Orang tua pun tidak kalah terkena dampaknya. Banyak orang tua merasa kewalahan, frustrasi, bahkan putus asa menghadapi realitas ini. Mereka sering kali hanya punya dua pilihan ekstrem: melarang total atau membiarkan sepenuhnya. Padahal, keduanya tidak menyelesaikan masalah.
Ketika orang tua terlalu melarang, anak bisa mencari jalan lain secara sembunyi-sembunyi. Ketika orang tua terlalu membiarkan, anak bisa terpapar tanpa kendali. Situasi serba salah ini membuat banyak orang tua merasa tidak berdaya.
Kegagapan digital orang tua juga menjadi masalah tersendiri. Livingstone & Helsper (2007) menunjukkan bahwa bimbingan keluarga adalah faktor penting dalam literasi digital anak. Namun, banyak orang tua justru tertinggal dan hanya bisa pasif.
Akibatnya, anak lebih cepat belajar dari internet daripada dari orang tua. Anak lebih percaya pada apa yang ia lihat di layar ketimbang apa yang dikatakan ayah atau ibunya. Perbedaan kecepatan adaptasi ini membuat jarak antar generasi semakin lebar.
Bagi keluarga, kondisi ini bisa menimbulkan ketegangan. Anak merasa tidak dipahami, orang tua merasa ditinggalkan. Padahal, keduanya sama-sama membutuhkan jembatan komunikasi yang sehat. Tanpa itu, hidden curriculum internet akan semakin kuat mencengkeram.
Literasi Digital sebagai Solusi
Jalan keluar dari persoalan ini bukan sekadar teknologi, melainkan literasi digital. Literasi digital berarti kemampuan kritis untuk memahami, menafsirkan, dan memberi makna pada konten yang ditemui di internet. Dengan literasi digital, anak tidak hanya bisa mengakses informasi, tetapi juga mampu menilai mana yang sehat dan mana yang menyesatkan.

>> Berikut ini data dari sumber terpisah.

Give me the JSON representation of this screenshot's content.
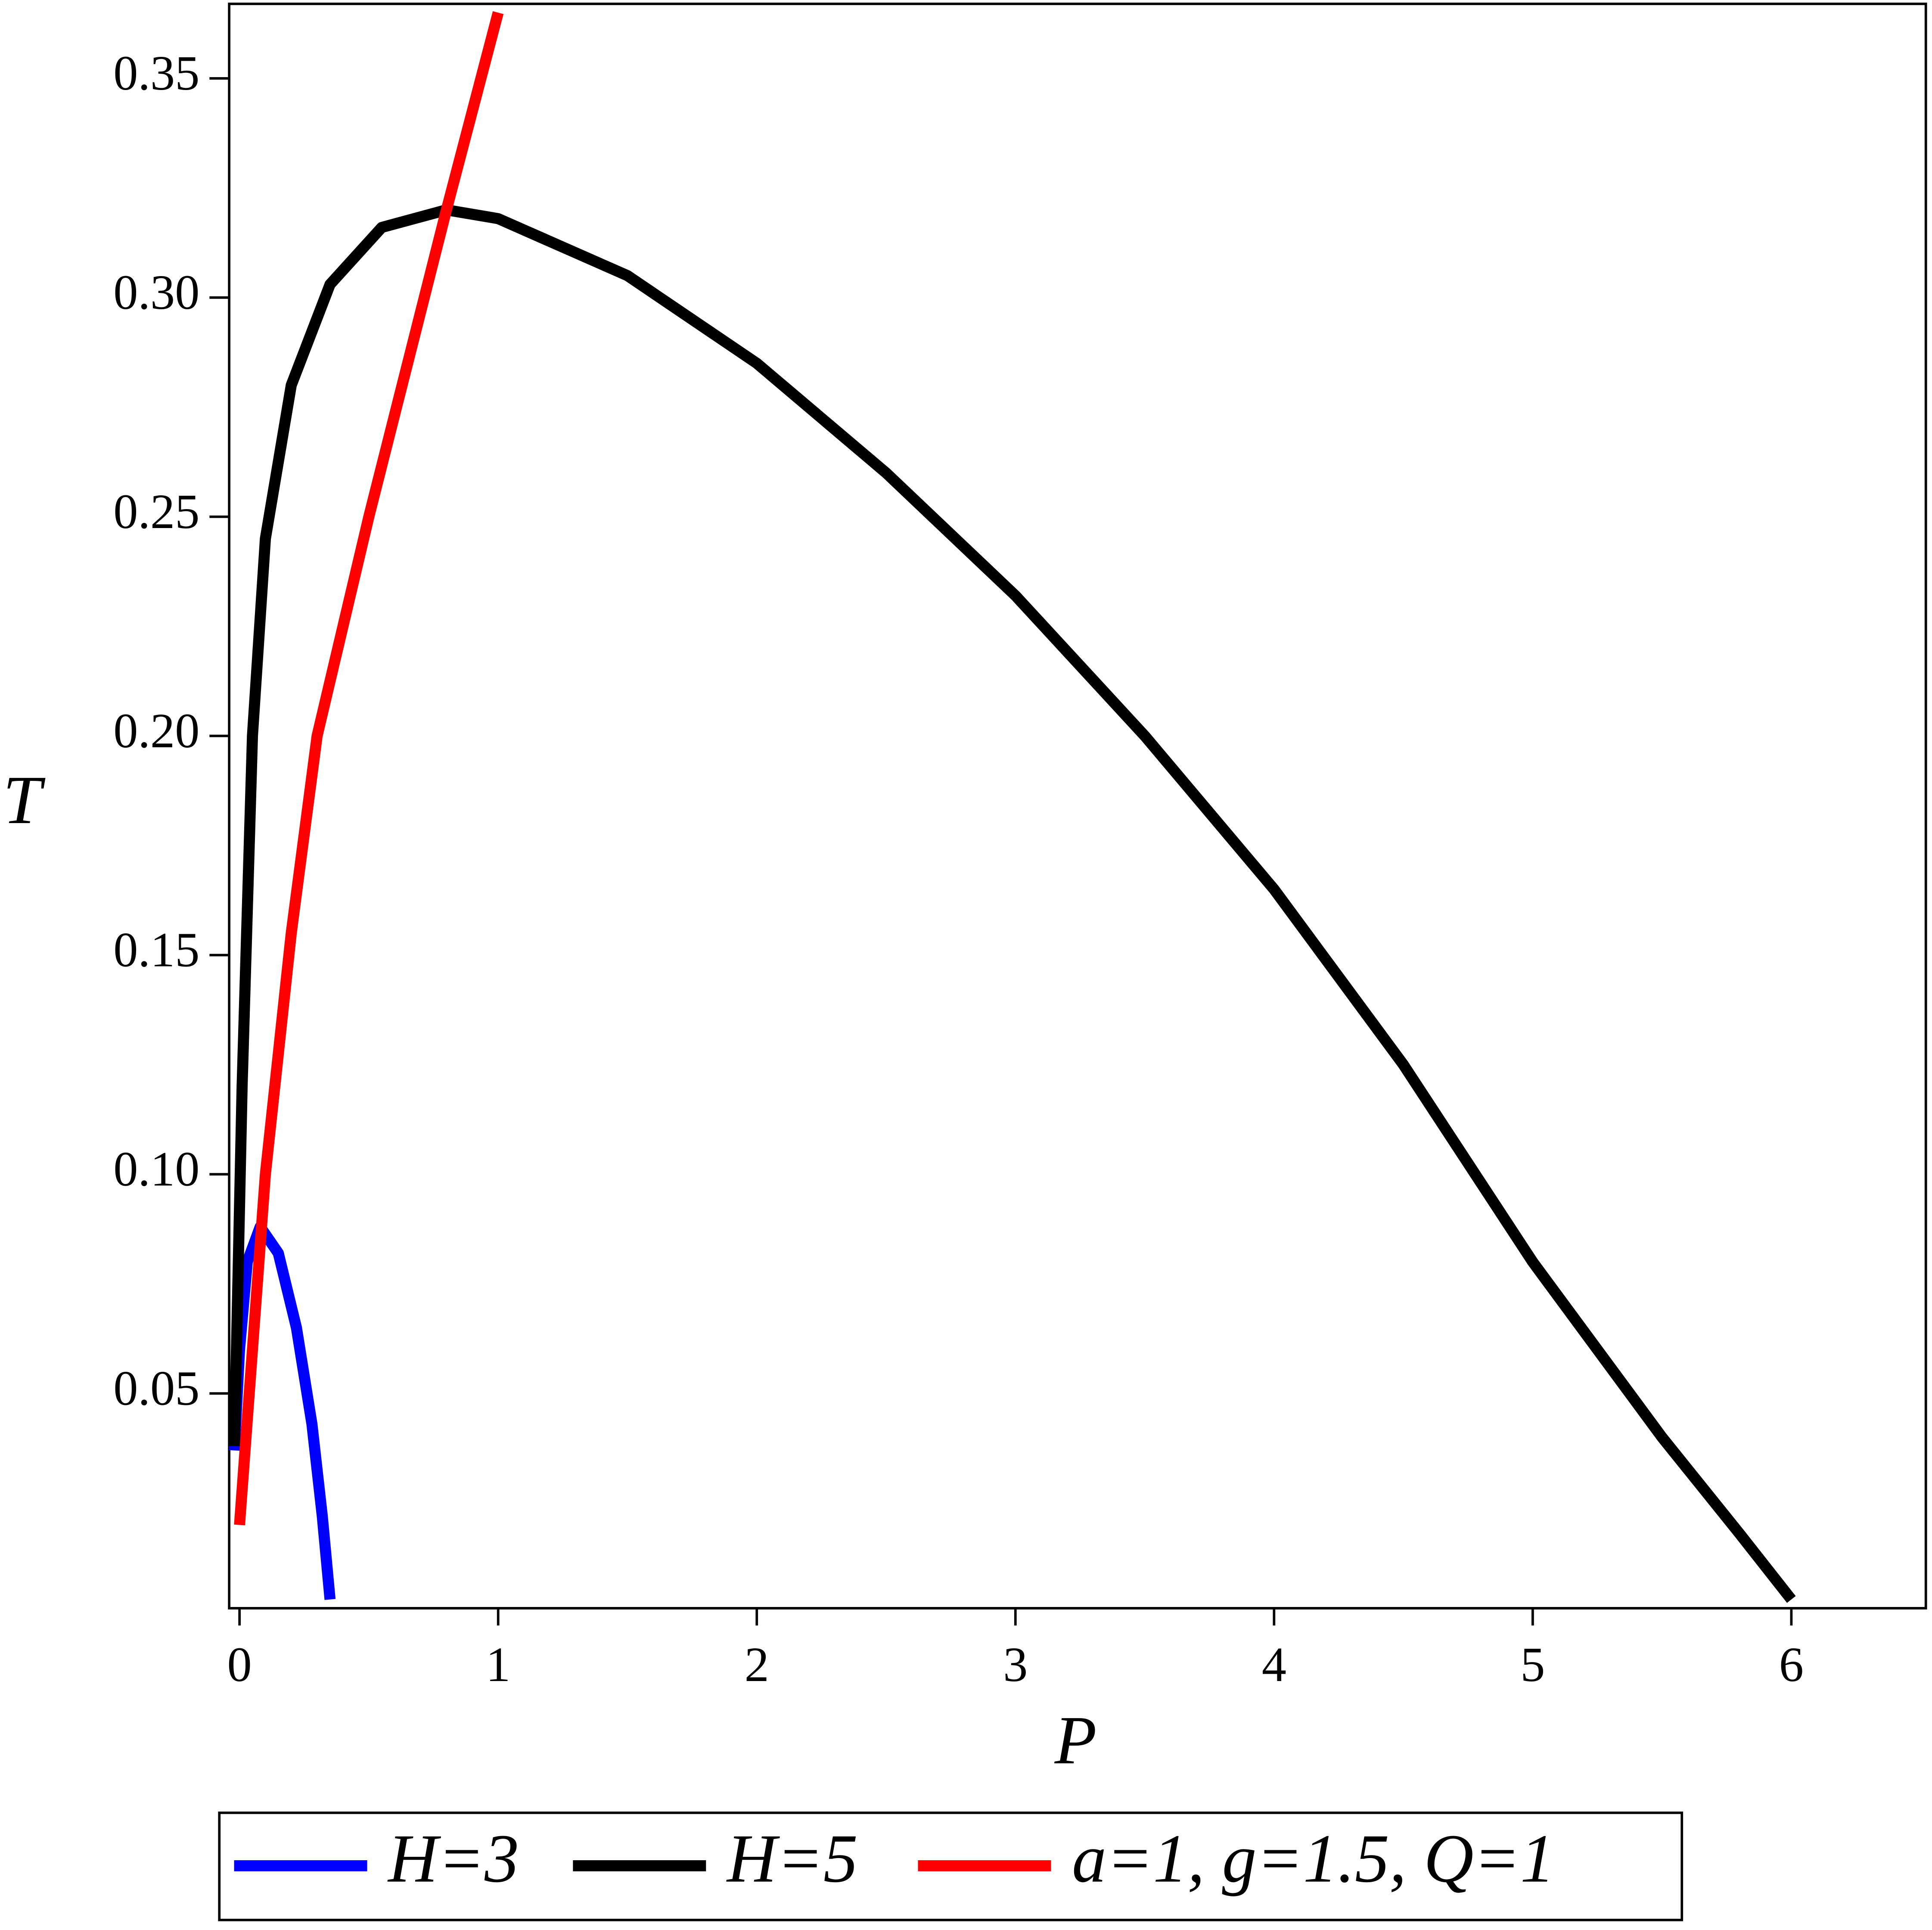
{
  "chart_data": {
    "type": "line",
    "xlabel": "P",
    "ylabel": "T",
    "xlim": [
      -0.04,
      6.52
    ],
    "ylim": [
      0.001,
      0.367
    ],
    "xticks": [
      0,
      1,
      2,
      3,
      4,
      5,
      6
    ],
    "yticks": [
      0.05,
      {
        "value": 0.1,
        "label": "0.10"
      },
      0.15,
      {
        "value": 0.2,
        "label": "0.20"
      },
      0.25,
      {
        "value": 0.3,
        "label": "0.30"
      },
      0.35
    ],
    "series": [
      {
        "name": "H=3",
        "color": "#0000ff",
        "x": [
          -0.02,
          0,
          0.03,
          0.08,
          0.15,
          0.22,
          0.28,
          0.32,
          0.35
        ],
        "values": [
          0.037,
          0.06,
          0.08,
          0.088,
          0.082,
          0.065,
          0.043,
          0.022,
          0.003
        ]
      },
      {
        "name": "H=5",
        "color": "#000000",
        "x": [
          -0.02,
          0.01,
          0.05,
          0.1,
          0.2,
          0.35,
          0.55,
          0.8,
          1.0,
          1.5,
          2,
          2.5,
          3,
          3.5,
          4,
          4.5,
          5,
          5.5,
          5.8,
          6
        ],
        "values": [
          0.038,
          0.12,
          0.2,
          0.245,
          0.28,
          0.303,
          0.316,
          0.32,
          0.318,
          0.305,
          0.285,
          0.26,
          0.232,
          0.2,
          0.165,
          0.125,
          0.08,
          0.04,
          0.018,
          0.003
        ]
      },
      {
        "name": "a=1, g=1.5, Q=1",
        "color": "#ff0000",
        "x": [
          0,
          0.05,
          0.1,
          0.2,
          0.3,
          0.5,
          0.8,
          1
        ],
        "values": [
          0.02,
          0.06,
          0.1,
          0.155,
          0.2,
          0.25,
          0.32,
          0.365
        ]
      }
    ]
  }
}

Livingstone (2014) menekankan bahwa literasi digital harus dipandang sebagai keterampilan kewargaan. Anak perlu diajari bahwa internet bukan hanya tempat hiburan, melainkan ruang sosial yang penuh dengan nilai, norma, dan bahkan jebakan. Dengan kemampuan ini, anak bisa menjadi pengguna yang lebih kritis dan bijak.
Namun, membangun literasi digital anak tidak bisa lepas dari peran orang tua. Orang tua perlu menjadi pendamping, bukan sekadar pengawas. Mereka harus hadir sebagai teman diskusi, bukan polisi yang selalu siap menghukum.
Dialog adalah kunci. Anak butuh ruang untuk bertanya, mengungkapkan rasa penasaran, dan mencari jawaban. Jika orang tua menutup ruang dialog, anak akan mencari jawaban di tempat lain, yang sering kali justru lebih berbahaya.
Dialog ini memang sulit, apalagi ketika menyangkut hal-hal tabu seperti pornografi. Tetapi justru keberanian membuka percakapan inilah yang bisa membongkar hidden curriculum internet. Orang tua dapat membantu anak memahami bahwa apa yang ia lihat tidak selalu benar.
Selain dialog, orang tua juga perlu menghadirkan narasi tandingan. Pornografi mengajarkan tubuh sebagai objek, maka orang tua harus menegaskan bahwa tubuh adalah ciptaan yang berharga. Pornografi menanamkan logika dominasi, maka orang tua harus menunjukkan bahwa relasi sejati dibangun atas kesetaraan dan tanggung jawab.